Перекрестилась и взглянула внутрь кабины с подозрением. Лифт был пуст. Но самое страшное — он был чист, он сиял новизной, окрашенной в розовое, словно рот, готовый заглотить с потрохами и не подавиться.
Баба Надя отшатнулась и на цыпочках двинулась к лестнице. Лифт закрылся. Шаг, другой, взгляд вниз. Да... На лестницу было не прорваться. Все, жившее хламом: в лифте, вокруг лифта, выше лифта и ниже лифта, все было теперь на лестнице.
— Боже, — взмолилась Баба Надя и перекрестилась, — помоги, прости и помилуй, да не введи во иску...
Вдруг рядом что-то щелкнуло, и послышался сверху басовитый протяжный глас:
— Пошто-о ты, раба Божия, всуе поминаешь Господа своего?!
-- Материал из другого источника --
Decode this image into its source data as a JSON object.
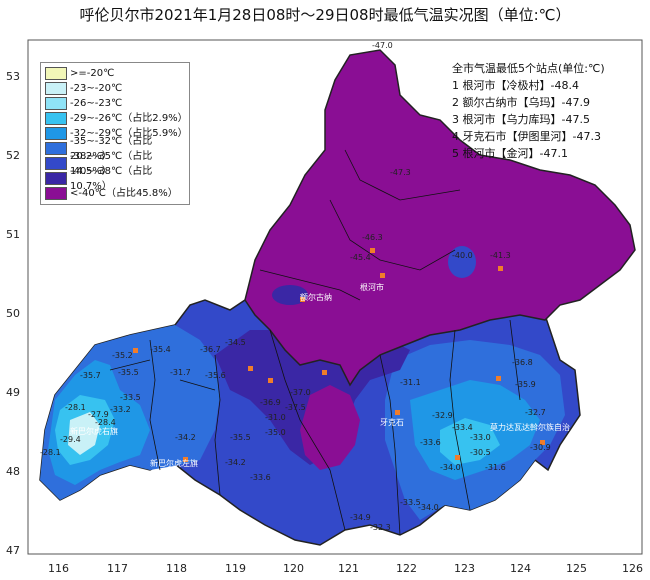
{
  "title": "呼伦贝尔市2021年1月28日08时～29日08时最低气温实况图（单位:℃）",
  "axes": {
    "lat": [
      "53",
      "52",
      "51",
      "50",
      "49",
      "48",
      "47"
    ],
    "lon": [
      "116",
      "117",
      "118",
      "119",
      "120",
      "121",
      "122",
      "123",
      "124",
      "125",
      "126"
    ]
  },
  "legend": [
    {
      "label": ">=-20℃",
      "color": "#f2f7b8"
    },
    {
      "label": "-23~-20℃",
      "color": "#c9f1f7"
    },
    {
      "label": "-26~-23℃",
      "color": "#8fe3f7"
    },
    {
      "label": "-29~-26℃（占比2.9%）",
      "color": "#37c2f0"
    },
    {
      "label": "-32~-29℃（占比5.9%）",
      "color": "#1f97e6"
    },
    {
      "label": "-35~-32℃（占比20.2%）",
      "color": "#2f6fdc"
    },
    {
      "label": "-38~-35℃（占比14.5%）",
      "color": "#3349c9"
    },
    {
      "label": "-40~-38℃（占比10.7%）",
      "color": "#3a27a5"
    },
    {
      "label": "<-40℃（占比45.8%）",
      "color": "#8a0e94"
    }
  ],
  "stats": {
    "heading": "全市气温最低5个站点(单位:℃)",
    "rows": [
      "1 根河市【冷极村】-48.4",
      "2 额尔古纳市【乌玛】-47.9",
      "3 根河市【乌力库玛】-47.5",
      "4 牙克石市【伊图里河】-47.3",
      "5 根河市【金河】-47.1"
    ]
  },
  "place_labels": {
    "xinbaerhuyou": "新巴尔虎右旗",
    "xinbaerhuzuo": "新巴尔虎左旗",
    "xuexiu": "新巴尔虎",
    "zhalaite": "扎兰屯",
    "molidawa": "莫力达瓦达斡尔族自治",
    "genhe": "根河市",
    "yakeshi": "牙克石",
    "eerguna": "额尔古纳"
  },
  "value_labels": [
    "-28.1",
    "-27.9",
    "-33.2",
    "-28.4",
    "-29.4",
    "-28.1",
    "-35.2",
    "-35.4",
    "-35.5",
    "-35.7",
    "-33.5",
    "-31.7",
    "-36.7",
    "-34.5",
    "-34.2",
    "-35.5",
    "-34.2",
    "-33.6",
    "-35.6",
    "-36.9",
    "-35.0",
    "-31.0",
    "-37.0",
    "-37.5",
    "-31.1",
    "-35.9",
    "-36.8",
    "-32.9",
    "-33.4",
    "-33.5",
    "-34.9",
    "-32.3",
    "-34.0",
    "-33.0",
    "-30.5",
    "-32.7",
    "-30.9",
    "-34.0",
    "-31.6",
    "-33.6",
    "-46.3",
    "-45.4",
    "-47.0",
    "-41.3",
    "-40.0",
    "-47.3"
  ],
  "colors": {
    "purple": "#8a0e94",
    "deep_blue": "#3a27a5",
    "blue": "#3349c9",
    "mid_blue": "#2f6fdc",
    "light_blue": "#1f97e6",
    "cyan": "#37c2f0",
    "pale": "#c9f1f7",
    "station": "#f07d2a"
  }
}
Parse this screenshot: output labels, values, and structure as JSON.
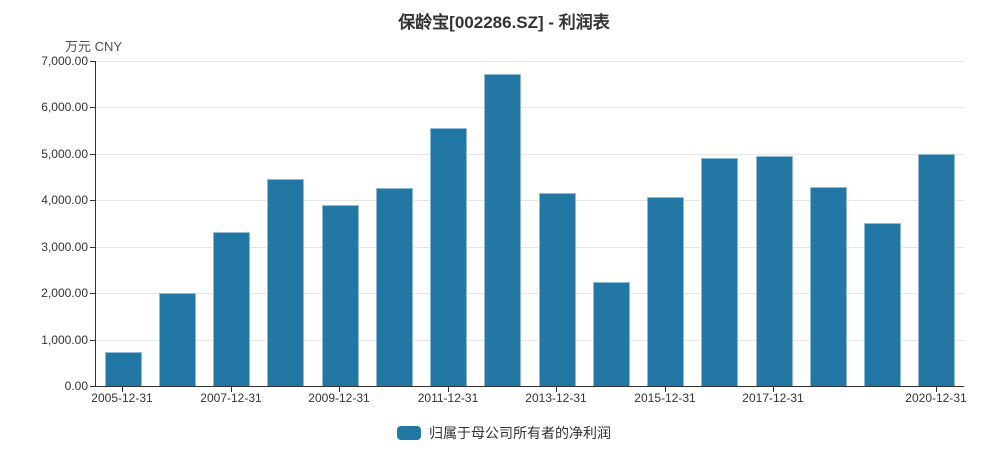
{
  "chart": {
    "title": "保龄宝[002286.SZ] - 利润表",
    "unit_label": "万元 CNY",
    "colors": {
      "bar_fill": "#2277a5",
      "bar_border": "#8fbcd4",
      "grid": "#e6e6e6",
      "axis": "#333333",
      "label": "#333333"
    }
  },
  "chart_data": {
    "type": "bar",
    "title": "保龄宝[002286.SZ] - 利润表",
    "unit": "万元 CNY",
    "xlabel": "",
    "ylabel": "万元 CNY",
    "categories": [
      "2005-12-31",
      "2006-12-31",
      "2007-12-31",
      "2008-12-31",
      "2009-12-31",
      "2010-12-31",
      "2011-12-31",
      "2012-12-31",
      "2013-12-31",
      "2014-12-31",
      "2015-12-31",
      "2016-12-31",
      "2017-12-31",
      "2018-12-31",
      "2019-12-31",
      "2020-12-31"
    ],
    "series": [
      {
        "name": "归属于母公司所有者的净利润",
        "values": [
          730,
          2000,
          3320,
          4460,
          3900,
          4260,
          5550,
          6720,
          4160,
          2230,
          4060,
          4910,
          4960,
          4280,
          3500,
          4990
        ]
      }
    ],
    "ylim": [
      0,
      7000
    ],
    "ytick_step": 1000,
    "visible_xtick_indices": [
      0,
      2,
      4,
      6,
      8,
      10,
      12,
      15
    ],
    "grid": true,
    "legend_position": "bottom"
  }
}
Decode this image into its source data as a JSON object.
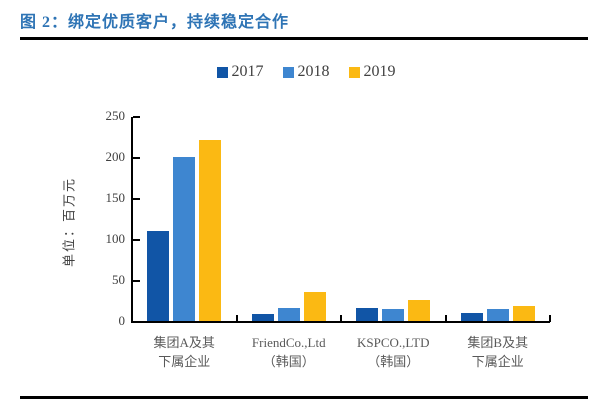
{
  "header": {
    "title": "图 2：绑定优质客户，持续稳定合作"
  },
  "chart_data": {
    "type": "bar",
    "title": "",
    "unit_label": "单位：百万元",
    "categories": [
      "集团A及其下属企业",
      "FriendCo.,Ltd（韩国）",
      "KSPCO.,LTD（韩国）",
      "集团B及其下属企业"
    ],
    "category_lines": [
      [
        "集团A及其",
        "下属企业"
      ],
      [
        "FriendCo.,Ltd",
        "（韩国）"
      ],
      [
        "KSPCO.,LTD",
        "（韩国）"
      ],
      [
        "集团B及其",
        "下属企业"
      ]
    ],
    "series": [
      {
        "name": "2017",
        "color": "#1155A6",
        "values": [
          110,
          9,
          16,
          10
        ]
      },
      {
        "name": "2018",
        "color": "#3E86D0",
        "values": [
          200,
          16,
          15,
          15
        ]
      },
      {
        "name": "2019",
        "color": "#FBB913",
        "values": [
          221,
          35,
          26,
          18
        ]
      }
    ],
    "y_ticks": [
      0,
      50,
      100,
      150,
      200,
      250
    ],
    "ylim": [
      0,
      250
    ],
    "xlabel": "",
    "ylabel": "单位：百万元",
    "grid": false,
    "legend_position": "top"
  },
  "colors": {
    "title_blue": "#2E74B5",
    "rule_black": "#000000",
    "axis_text": "#404040",
    "category_text": "#595959"
  }
}
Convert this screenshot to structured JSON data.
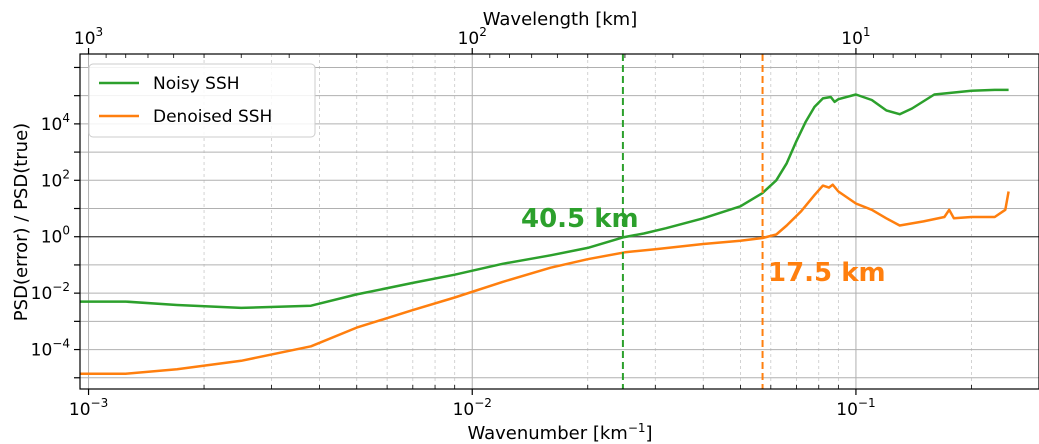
{
  "chart_data": {
    "type": "line",
    "title": "",
    "xlabel": "Wavenumber [km",
    "xlabel_sup": "−1",
    "xlabel_close": "]",
    "ylabel": "PSD(error) / PSD(true)",
    "top_xlabel": "Wavelength [km]",
    "xscale": "log",
    "yscale": "log",
    "xlim": [
      0.00095,
      0.3
    ],
    "ylim": [
      4e-06,
      3000000
    ],
    "grid": true,
    "legend_position": "top-left",
    "x_ticks": [
      {
        "value": 0.001,
        "base": "10",
        "exp": "−3"
      },
      {
        "value": 0.01,
        "base": "10",
        "exp": "−2"
      },
      {
        "value": 0.1,
        "base": "10",
        "exp": "−1"
      }
    ],
    "y_ticks": [
      {
        "value": 0.0001,
        "base": "10",
        "exp": "−4"
      },
      {
        "value": 0.01,
        "base": "10",
        "exp": "−2"
      },
      {
        "value": 1,
        "base": "10",
        "exp": "0"
      },
      {
        "value": 100,
        "base": "10",
        "exp": "2"
      },
      {
        "value": 10000,
        "base": "10",
        "exp": "4"
      }
    ],
    "top_ticks": [
      {
        "wavelength": 1000,
        "base": "10",
        "exp": "3"
      },
      {
        "wavelength": 100,
        "base": "10",
        "exp": "2"
      },
      {
        "wavelength": 10,
        "base": "10",
        "exp": "1"
      }
    ],
    "reference_line": 1,
    "series": [
      {
        "name": "Noisy SSH",
        "color": "#2ca02c",
        "points": [
          [
            0.00095,
            0.005
          ],
          [
            0.00125,
            0.005
          ],
          [
            0.0017,
            0.0038
          ],
          [
            0.0025,
            0.003
          ],
          [
            0.0038,
            0.0036
          ],
          [
            0.005,
            0.009
          ],
          [
            0.007,
            0.023
          ],
          [
            0.009,
            0.045
          ],
          [
            0.012,
            0.11
          ],
          [
            0.016,
            0.22
          ],
          [
            0.02,
            0.4
          ],
          [
            0.0247,
            0.95
          ],
          [
            0.028,
            1.3
          ],
          [
            0.032,
            2
          ],
          [
            0.04,
            4.5
          ],
          [
            0.05,
            12
          ],
          [
            0.057,
            35
          ],
          [
            0.062,
            100
          ],
          [
            0.066,
            400
          ],
          [
            0.07,
            2500
          ],
          [
            0.074,
            12000
          ],
          [
            0.078,
            40000
          ],
          [
            0.082,
            80000
          ],
          [
            0.086,
            90000
          ],
          [
            0.088,
            60000
          ],
          [
            0.09,
            75000
          ],
          [
            0.1,
            110000
          ],
          [
            0.11,
            70000
          ],
          [
            0.12,
            30000
          ],
          [
            0.13,
            22000
          ],
          [
            0.14,
            35000
          ],
          [
            0.16,
            110000
          ],
          [
            0.2,
            150000
          ],
          [
            0.23,
            160000
          ],
          [
            0.25,
            160000
          ]
        ]
      },
      {
        "name": "Denoised SSH",
        "color": "#ff7f0e",
        "points": [
          [
            0.00095,
            1.4e-05
          ],
          [
            0.00125,
            1.4e-05
          ],
          [
            0.0017,
            2e-05
          ],
          [
            0.0025,
            4e-05
          ],
          [
            0.0038,
            0.00013
          ],
          [
            0.005,
            0.0006
          ],
          [
            0.007,
            0.0025
          ],
          [
            0.009,
            0.007
          ],
          [
            0.012,
            0.025
          ],
          [
            0.016,
            0.08
          ],
          [
            0.02,
            0.16
          ],
          [
            0.025,
            0.28
          ],
          [
            0.03,
            0.36
          ],
          [
            0.04,
            0.55
          ],
          [
            0.05,
            0.72
          ],
          [
            0.0571,
            0.9
          ],
          [
            0.062,
            1.2
          ],
          [
            0.066,
            2.5
          ],
          [
            0.072,
            8
          ],
          [
            0.078,
            30
          ],
          [
            0.082,
            65
          ],
          [
            0.085,
            55
          ],
          [
            0.087,
            70
          ],
          [
            0.09,
            40
          ],
          [
            0.1,
            15
          ],
          [
            0.11,
            9
          ],
          [
            0.12,
            4.5
          ],
          [
            0.13,
            2.5
          ],
          [
            0.15,
            3.5
          ],
          [
            0.17,
            5
          ],
          [
            0.175,
            9
          ],
          [
            0.18,
            4.5
          ],
          [
            0.2,
            5
          ],
          [
            0.23,
            5
          ],
          [
            0.245,
            9
          ],
          [
            0.25,
            40
          ]
        ]
      }
    ],
    "vertical_markers": [
      {
        "x": 0.0247,
        "color": "#2ca02c",
        "label": "40.5 km",
        "label_x": 0.0134,
        "label_y": 5
      },
      {
        "x": 0.0571,
        "color": "#ff7f0e",
        "label": "17.5 km",
        "label_x": 0.059,
        "label_y": 0.06
      }
    ]
  }
}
Бабка вздрогнула. Непонятно откуда она услышала утробный звук, затряслась сетка лифтовой шахты, и вдруг раздалось раскатистым басом, разлетаясь на все пролеты этажей неудержимым мистическим хохотом, которое эхо подхватило и понесло по всему дому. Все снова затряслось. Баба Надя крякнула, да и стала оседать, пока не завалилась на пол.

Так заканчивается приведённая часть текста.